The fluorogenic substrate assay for caspase activity was carried out as described previously.30 Cells were transferred to Eppendorf tubes, washed in cold phosphate buffer and lysed in 100 μl caspase lysis buffer, Cell debris was removed by centrifugation and caspase activity was determined by incubating 25 μl of the soluble fraction with 50 μM Ac-DEVD-amc in 150 μl cell-free system buffer, containing 220 mM mannitol, 68 mM sucrose, 2 mM MgCl2, 2 mM NaCl, 2.5 mM PO4H2K, 0.5 mM EGTA, 0.5 mM sodium pyruvate, 0.5 mM L-glutamine, 10 mM HEPES-NaOH pH 7.4, and 10 mM dithiothreitol.
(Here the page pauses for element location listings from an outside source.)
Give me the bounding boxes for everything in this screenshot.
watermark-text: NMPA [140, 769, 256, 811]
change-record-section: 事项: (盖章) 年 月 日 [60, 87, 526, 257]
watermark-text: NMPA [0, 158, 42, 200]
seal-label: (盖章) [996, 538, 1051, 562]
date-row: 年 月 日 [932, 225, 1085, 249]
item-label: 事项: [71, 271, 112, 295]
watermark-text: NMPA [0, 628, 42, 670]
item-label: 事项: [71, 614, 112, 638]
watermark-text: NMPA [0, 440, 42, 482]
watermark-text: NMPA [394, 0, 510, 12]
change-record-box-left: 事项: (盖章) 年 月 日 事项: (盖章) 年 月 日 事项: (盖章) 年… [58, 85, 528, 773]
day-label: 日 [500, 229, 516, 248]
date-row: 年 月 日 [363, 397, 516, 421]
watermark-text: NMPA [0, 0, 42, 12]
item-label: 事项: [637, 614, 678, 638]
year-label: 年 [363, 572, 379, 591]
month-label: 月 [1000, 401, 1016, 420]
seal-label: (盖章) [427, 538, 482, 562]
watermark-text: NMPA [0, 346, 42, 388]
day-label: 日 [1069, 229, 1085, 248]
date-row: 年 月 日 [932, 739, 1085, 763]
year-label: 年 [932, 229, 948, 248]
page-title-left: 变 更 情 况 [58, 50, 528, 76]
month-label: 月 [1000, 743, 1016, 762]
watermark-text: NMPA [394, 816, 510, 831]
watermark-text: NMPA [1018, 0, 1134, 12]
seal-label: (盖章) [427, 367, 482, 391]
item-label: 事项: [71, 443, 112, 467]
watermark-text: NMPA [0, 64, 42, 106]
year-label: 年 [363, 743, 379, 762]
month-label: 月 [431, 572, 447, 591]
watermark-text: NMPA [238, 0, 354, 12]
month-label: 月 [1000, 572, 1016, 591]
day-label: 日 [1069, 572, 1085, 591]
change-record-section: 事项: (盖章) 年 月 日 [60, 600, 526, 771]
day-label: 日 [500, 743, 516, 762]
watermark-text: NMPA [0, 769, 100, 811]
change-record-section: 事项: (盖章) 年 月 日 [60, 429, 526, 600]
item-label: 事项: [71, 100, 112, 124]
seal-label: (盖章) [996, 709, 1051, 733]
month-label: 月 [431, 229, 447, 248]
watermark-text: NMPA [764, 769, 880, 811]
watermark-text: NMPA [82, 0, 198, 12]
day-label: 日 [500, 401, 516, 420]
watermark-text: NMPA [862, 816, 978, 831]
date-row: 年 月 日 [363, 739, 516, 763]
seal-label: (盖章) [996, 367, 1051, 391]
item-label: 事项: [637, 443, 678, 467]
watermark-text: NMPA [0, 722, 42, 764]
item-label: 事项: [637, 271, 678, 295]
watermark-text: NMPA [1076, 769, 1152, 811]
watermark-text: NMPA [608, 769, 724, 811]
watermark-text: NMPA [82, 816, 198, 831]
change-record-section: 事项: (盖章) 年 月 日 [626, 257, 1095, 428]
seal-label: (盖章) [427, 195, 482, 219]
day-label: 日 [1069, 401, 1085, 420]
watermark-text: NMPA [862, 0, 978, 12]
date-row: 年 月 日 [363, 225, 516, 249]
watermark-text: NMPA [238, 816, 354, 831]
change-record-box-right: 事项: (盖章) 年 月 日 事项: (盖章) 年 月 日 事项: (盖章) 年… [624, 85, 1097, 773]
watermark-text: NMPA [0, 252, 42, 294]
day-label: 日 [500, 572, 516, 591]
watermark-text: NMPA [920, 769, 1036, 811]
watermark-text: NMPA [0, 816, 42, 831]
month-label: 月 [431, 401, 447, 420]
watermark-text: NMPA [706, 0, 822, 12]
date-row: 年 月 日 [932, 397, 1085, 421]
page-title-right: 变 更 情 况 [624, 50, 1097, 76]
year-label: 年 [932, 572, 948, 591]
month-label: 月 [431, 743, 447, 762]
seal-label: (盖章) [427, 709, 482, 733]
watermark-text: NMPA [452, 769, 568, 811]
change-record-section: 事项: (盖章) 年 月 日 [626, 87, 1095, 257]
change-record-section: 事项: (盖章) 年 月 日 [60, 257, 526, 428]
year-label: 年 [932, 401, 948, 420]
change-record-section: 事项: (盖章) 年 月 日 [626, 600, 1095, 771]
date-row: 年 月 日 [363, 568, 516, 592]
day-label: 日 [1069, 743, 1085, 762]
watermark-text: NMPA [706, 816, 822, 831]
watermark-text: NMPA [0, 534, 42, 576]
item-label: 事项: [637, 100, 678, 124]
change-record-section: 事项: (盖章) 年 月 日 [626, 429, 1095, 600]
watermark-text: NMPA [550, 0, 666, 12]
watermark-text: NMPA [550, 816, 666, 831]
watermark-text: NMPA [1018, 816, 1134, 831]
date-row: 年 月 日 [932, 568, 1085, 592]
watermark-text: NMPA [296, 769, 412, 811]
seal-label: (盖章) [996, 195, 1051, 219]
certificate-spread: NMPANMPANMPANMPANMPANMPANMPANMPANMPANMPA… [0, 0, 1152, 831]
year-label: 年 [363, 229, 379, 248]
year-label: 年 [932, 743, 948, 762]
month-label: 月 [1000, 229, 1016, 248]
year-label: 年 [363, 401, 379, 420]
The release of fluorescent 7-amino-4-methylcoumarin was measured for 60 min at 2-min intervals by fluorometry (excitation at 360 nm and emission at 480 nm) (Cytofluor; PerSeptive Biosystems, Cambridge, MA, USA); the maximal rate of increase in fluorescence was calculated (ΔF/min).

Western blot analysis

Cell lysate supernatants used for measuring DEVDase activity were also analyzed by Western blotting for detection of caspase and Bid proteolysis. Cells form each well analyzed for cytochrome c release were washed in cold phosphate buffer and permeabilized with 100 μl 0.02% digitonin dissolved in cell-free system buffer and left on ice for 1 min. This treatment allows selective lysis of the plasma membrane without affecting the organelle membranes. The pellet (organelle fraction) was dissolved separately in Laemmli buffer. Samples were analyzed by 15% SDS–PAGE and Western blotting using antibodies to cytochrome c, Bid, caspase-9, caspase-3 and caspase-7, and developed with Enhanced Luminol reagent (Du Pont, Wilmington, DE, USA).